How to reconcile "population differentiation, genetic di- versity, and frequencies of derived alleles correlate with distance from Africa (1, 3, 34, 35), which is in line with anatomically modern human expansion out from Africa (3, 21)" with the data in Fig. 1B that shows that Africans are closer to chimpanzees, while non-Africans are closer to Denisovans and Neanderthals. Chimpanzees are less "modern" that Denisovans and Neanderthals, plus the more derived alleles the population shows the more modern it is.

"East Asian (two-sided t test: P < 10−6) and Native American (P < 10−8) populations were found to be more similar to archaic hominins compared with European and Central/South Asian populations"

This study reaffirms the fact of peculiar proximity of Amerindians to Neanderthals. On Fig. 1B one Amerindian sample is way out in the Neanderthal direction compared with the other populations. Table S3 shows that Amerindian populations (Colombian, Karitiana) rank right after Papuan, Melanesian and Yizu and ahead of many other East Asians in terms of frequencies of derived Denisovan alleles.

This is a systemic phenomenon: basal X chromosome haplotype B006 detected in Neanderthals is most frequent in Amerindians, among modern human populations; Amerindians are high on blood group O and this is the blood group identified in two Neanderthal individuals; the genetically driven odontological feature, such as shovel-shaped incisors, are most frequent in Amerindians and they are highly frequent in Neanderthals and Asian Homo erectus.

This is especially surprising because there're no archaic hominins in America, hence if the intensity of admixture is proportionate to the frequency of those shared alleles (as it's supposed to be), then we would expect to find the highest frequencies in Europe and East Asia, not in America and Oceania. Since America and Oceania harbor the greatest linguistic diversity on the planet - languages being the defining feature of behavioral modernity - these associations between "easternmost" non-Africans (Amerindians and Oceanians) and archaic hominins start looking like traces of common descent and not admixture. Africans, on the other hand, may have developed their close proximity to the chimps from homoplasies and through admixture with yet-to-be-identified local pre-modern hominins.

terryt said...

"Well IMO there are 2 possible scenarios"

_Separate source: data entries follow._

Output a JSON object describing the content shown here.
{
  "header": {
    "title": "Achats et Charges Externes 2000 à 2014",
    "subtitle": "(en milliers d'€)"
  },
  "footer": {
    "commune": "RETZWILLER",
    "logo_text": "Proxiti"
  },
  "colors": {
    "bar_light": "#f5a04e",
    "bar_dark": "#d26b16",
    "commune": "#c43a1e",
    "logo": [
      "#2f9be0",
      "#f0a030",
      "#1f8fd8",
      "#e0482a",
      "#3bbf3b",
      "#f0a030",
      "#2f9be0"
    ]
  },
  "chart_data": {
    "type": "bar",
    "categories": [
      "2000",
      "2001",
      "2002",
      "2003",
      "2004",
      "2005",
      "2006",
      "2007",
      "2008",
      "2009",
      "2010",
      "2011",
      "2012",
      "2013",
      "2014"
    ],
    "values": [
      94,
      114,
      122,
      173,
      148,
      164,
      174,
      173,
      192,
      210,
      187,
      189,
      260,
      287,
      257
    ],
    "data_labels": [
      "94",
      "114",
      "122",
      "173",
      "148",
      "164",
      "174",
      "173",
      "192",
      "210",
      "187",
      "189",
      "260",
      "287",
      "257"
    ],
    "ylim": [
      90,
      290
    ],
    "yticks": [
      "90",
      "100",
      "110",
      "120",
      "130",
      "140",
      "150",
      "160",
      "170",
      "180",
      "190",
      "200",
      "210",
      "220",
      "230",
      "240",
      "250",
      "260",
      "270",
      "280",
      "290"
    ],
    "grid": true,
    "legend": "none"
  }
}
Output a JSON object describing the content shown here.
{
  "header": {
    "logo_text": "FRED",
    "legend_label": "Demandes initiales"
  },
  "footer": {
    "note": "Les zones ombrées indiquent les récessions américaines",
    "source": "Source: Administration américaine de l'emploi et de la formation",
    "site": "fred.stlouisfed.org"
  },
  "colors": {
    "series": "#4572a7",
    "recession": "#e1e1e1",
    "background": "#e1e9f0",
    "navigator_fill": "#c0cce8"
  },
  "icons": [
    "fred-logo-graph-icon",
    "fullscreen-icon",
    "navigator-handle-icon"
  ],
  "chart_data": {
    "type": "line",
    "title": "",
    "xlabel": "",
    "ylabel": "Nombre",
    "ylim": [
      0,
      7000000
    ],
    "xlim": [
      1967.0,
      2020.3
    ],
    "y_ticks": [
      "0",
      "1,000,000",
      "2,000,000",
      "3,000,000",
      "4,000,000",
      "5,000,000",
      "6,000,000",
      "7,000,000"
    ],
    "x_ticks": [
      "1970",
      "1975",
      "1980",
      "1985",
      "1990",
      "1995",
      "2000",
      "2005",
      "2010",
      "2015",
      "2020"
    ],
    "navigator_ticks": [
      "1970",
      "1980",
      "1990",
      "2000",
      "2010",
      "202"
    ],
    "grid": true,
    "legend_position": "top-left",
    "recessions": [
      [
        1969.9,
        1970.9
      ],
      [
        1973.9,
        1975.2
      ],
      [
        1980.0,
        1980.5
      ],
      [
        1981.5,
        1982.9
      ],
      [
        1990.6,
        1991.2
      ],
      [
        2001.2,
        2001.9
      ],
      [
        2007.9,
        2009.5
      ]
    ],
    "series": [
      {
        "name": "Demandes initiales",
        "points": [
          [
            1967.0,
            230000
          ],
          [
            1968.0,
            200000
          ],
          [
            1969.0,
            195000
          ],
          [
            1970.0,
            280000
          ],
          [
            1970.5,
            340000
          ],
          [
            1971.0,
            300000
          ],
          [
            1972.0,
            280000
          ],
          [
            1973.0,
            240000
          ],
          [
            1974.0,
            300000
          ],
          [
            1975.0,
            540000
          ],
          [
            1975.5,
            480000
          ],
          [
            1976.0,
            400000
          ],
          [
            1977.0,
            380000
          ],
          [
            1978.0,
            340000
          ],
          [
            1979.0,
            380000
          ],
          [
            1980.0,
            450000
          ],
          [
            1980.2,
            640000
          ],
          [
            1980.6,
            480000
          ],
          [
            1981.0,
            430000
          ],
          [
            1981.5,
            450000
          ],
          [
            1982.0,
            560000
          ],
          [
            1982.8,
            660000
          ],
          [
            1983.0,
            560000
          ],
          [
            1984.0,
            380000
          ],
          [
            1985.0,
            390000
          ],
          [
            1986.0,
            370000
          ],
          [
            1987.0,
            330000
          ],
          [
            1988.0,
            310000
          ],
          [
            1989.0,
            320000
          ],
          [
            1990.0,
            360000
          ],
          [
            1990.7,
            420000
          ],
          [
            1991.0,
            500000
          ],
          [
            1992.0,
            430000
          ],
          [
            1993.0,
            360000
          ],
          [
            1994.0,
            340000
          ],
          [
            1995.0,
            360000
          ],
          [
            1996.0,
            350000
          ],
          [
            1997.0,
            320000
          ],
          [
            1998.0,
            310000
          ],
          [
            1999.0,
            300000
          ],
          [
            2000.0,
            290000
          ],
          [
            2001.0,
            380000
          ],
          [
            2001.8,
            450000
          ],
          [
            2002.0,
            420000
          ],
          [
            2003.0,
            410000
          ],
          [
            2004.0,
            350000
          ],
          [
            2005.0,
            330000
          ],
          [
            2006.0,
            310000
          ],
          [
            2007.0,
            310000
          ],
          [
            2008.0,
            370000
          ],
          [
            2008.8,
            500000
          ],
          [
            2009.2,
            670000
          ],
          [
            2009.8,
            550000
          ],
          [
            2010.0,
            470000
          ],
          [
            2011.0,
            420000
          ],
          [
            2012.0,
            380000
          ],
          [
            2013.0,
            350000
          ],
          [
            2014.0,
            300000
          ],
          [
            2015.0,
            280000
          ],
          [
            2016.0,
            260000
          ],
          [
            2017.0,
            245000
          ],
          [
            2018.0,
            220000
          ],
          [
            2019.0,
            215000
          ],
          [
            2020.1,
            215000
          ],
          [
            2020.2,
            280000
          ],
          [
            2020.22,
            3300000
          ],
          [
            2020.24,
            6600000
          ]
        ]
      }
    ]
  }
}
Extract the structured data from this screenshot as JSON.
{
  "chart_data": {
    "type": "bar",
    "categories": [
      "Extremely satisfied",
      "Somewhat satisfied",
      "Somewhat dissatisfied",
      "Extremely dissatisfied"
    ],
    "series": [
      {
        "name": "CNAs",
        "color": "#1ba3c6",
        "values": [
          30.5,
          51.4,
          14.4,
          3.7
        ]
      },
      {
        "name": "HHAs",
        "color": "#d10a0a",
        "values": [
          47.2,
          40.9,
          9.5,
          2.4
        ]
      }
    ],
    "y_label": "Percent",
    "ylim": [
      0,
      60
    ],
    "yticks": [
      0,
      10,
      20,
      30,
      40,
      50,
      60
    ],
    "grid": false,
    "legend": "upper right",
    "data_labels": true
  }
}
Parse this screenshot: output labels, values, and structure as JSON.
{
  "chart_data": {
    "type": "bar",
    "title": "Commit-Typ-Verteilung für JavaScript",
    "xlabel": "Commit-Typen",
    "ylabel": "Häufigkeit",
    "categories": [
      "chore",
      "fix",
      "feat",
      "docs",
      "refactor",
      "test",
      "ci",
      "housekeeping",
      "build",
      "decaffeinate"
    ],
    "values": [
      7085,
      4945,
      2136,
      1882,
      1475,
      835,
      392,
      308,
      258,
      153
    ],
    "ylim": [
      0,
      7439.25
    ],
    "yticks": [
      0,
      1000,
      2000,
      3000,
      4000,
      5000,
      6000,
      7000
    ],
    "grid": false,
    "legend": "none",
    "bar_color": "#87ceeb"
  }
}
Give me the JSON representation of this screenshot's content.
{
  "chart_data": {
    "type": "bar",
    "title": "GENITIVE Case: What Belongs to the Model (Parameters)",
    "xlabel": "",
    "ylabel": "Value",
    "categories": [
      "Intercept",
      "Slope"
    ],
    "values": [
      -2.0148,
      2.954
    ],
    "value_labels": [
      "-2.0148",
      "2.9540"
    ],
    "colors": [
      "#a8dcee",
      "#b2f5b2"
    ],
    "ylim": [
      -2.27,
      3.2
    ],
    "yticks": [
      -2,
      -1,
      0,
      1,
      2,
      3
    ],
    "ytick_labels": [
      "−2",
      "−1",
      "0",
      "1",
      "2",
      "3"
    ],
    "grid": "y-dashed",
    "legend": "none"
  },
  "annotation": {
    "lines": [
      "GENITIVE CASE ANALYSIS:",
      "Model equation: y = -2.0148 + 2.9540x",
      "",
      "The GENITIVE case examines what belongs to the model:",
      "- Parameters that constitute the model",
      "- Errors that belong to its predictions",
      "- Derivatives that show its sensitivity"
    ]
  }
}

Thetre is a third possibility: that the admixture actually occurred near where the Denisovan humans lived. The connecting link between that region and the islands beyond SE Asia has since been broken by the expansion of a non-Denisonva-admixed population.

"This study reaffirms the fact of peculiar proximity of Amerindians to Neanderthals. On Fig. 1B one Amerindian sample is way out in the Neanderthal direction compared with the other populations. Table S3 shows that Amerindian populations (Colombian, Karitiana) rank right after Papuan, Melanesian and Yizu and ahead of many other East Asians in terms of frequencies of derived Denisovan alleles".

Because, presumably, an element of the American population passed through the region of the Denisovans. But Native Americans also consist in part of non-admixed Northeast Asian populations.

eurologist said...

I agree with Terry, here. As I posted elsewhere, the data seem to support the notion that the admixture event was pre-Toba. Following that, the admixed population became isolated in the extreme SE and would later become Papuan and Australian and part Oceanian. The remainder in South China and surrouindings, now reduced, simply saw their admixture diluted by continuing migrations East from the subcontinent - both along the coast (preserving more admixture all the way to Beringia and the Americas) and inland (Myanmar/adjacent China, and Southern Siberia - no admixture).

the more derived alleles the population shows the more modern it is

The paper shows that in regions where modern humans have variation, and Denisovans carry the derived (non-Neanderthal, non-Chimpanzee) allele, we have about a 50% percent chance to also carry that allele - with extremely little variation across the globe. This indicates to me that modern humans split off the line (very roughly) about the same time when Denisovans and Neanderthal split (and subsequent mutations and admixture play a much smaller role).